SaverLife is committed to connecting members like Katelynne with policy makers who can prioritize their realities, pain points, and goals in their own work and enact this lasting change. To create child care and job opportunities that account for the lived experiences of parents like Katelynne, we, as leaders in the financial health space, must advocate for a financial system that centers and destigmatizes their stories. Thanks to the efforts of many people and organizations across the country, including MomsRising and Bipartisan Policy Center, we have seen success expanding child care access for families living with low-to-moderate incomes. Nevertheless, we believe that more can be done to create an economy where everyone can achieve their financial aspirations.
The financial health field can remove child care barriers and their resultant impacts from working families’ financial pathways by:
Endorsing a universal child allowance, similar to the Child Tax Credit, that supports all children regardless of their family’s zip code, income, or circumstance.
Advocating for comprehensive care and education services, including for the workforce that operates outside of business hours or on an inconsistent schedule.
Supporting increased funding to early childhood programs and caregivers to create more robust and inclusive care programs across the country.
Katelynne’s persistence to bring her financial goals to life is a call to all advocates in the financial health space.
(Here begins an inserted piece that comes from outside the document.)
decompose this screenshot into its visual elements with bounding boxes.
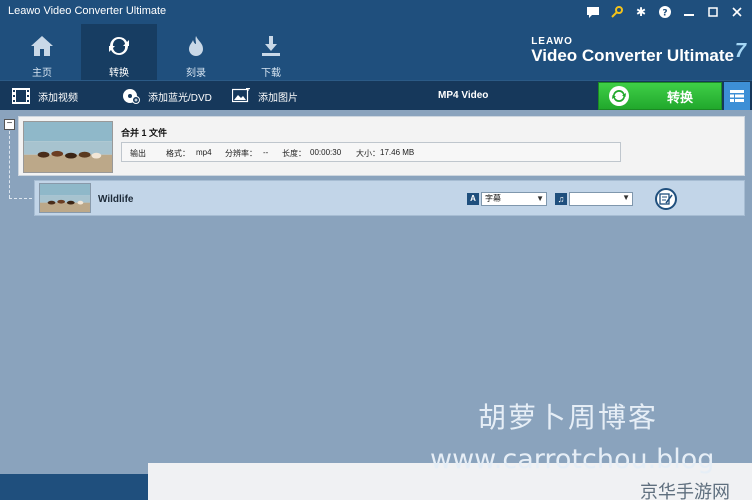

Her outcome is our outcome: to build a world where everyone can breathe easy knowing that their family and future are taken care of.
Stories can change the balance
This article is part of a larger series Breathing Room: Stories from the financial health journeys of SaverLife members that shares the experiences of people across the country who are working to improve their financial health. It also sheds light on the systemic barriers that are making it more difficult for them to achieve their goals.
SaverLife members and their stories have the insight needed to tip the scales toward an equitable financial system. However, if we collectively want to change the balance, the financial and social sectors must tackle narrative change alongside their advocacy efforts. Together, we need to bring the financial system into full view through people’s individual experiences and highlight how it can be transformed to work with — and not against — people with low-to-moderate incomes.